The premise of an Operator is to have it be a custom form of Controllers, a core concept of Kubernetes. A controller is basically a software loop that runs continuously on the Kubernetes master nodes. In these loops the control logic looks at certain Kubernetes objects of interest. It audits the desired state of these objects, expressed by the user, compares that to what’s currently going on in the cluster and then does anything in its power to reach the desired state.
This declarative model is basically the way a user interacts with Kubernetes. Operators apply this model at the level of entire applications. They are in effect application-specific controllers. This is possible with the ability to define custom objects, called Custom Resource Definitions (CRD), which were introduced in Kubernetes 1.7. An Operator for a custom app would, for example, introduce a CRD called FooBarApp. This is basically treated like any other object in Kubernetes, e.g. a Service.

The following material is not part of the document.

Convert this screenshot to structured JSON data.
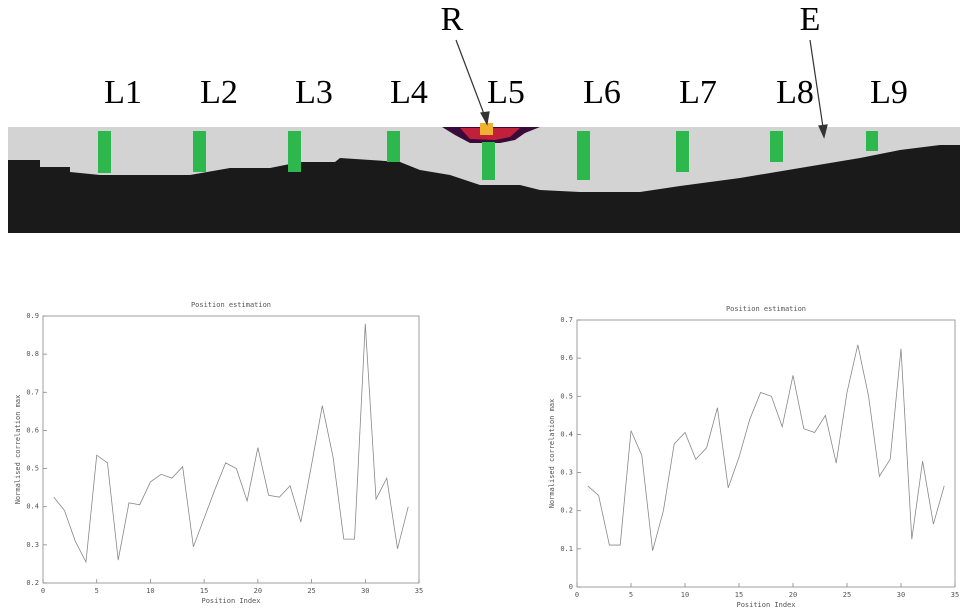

The Operator itself is a piece of software running in a Pod on the cluster, interacting with the Kubernetes API server. That’s how it gets notified about the presence or modification of FooBarApp objects. That’s also when it will start running its loop to ensure that the application service is actually available and configured in the way the user expressed in the specification of FooBarApp objects. This is called a reconciliation loop (example code). The application service may in turn be implemented with more basic objects like Pods, Secrets or PersistentVolumes, but carefully arranged and initialized, specific to the needs of this application. Furthermore, the Operator could possibly introduce an object of typeFooBarAppBackup and create backups of the app as a result.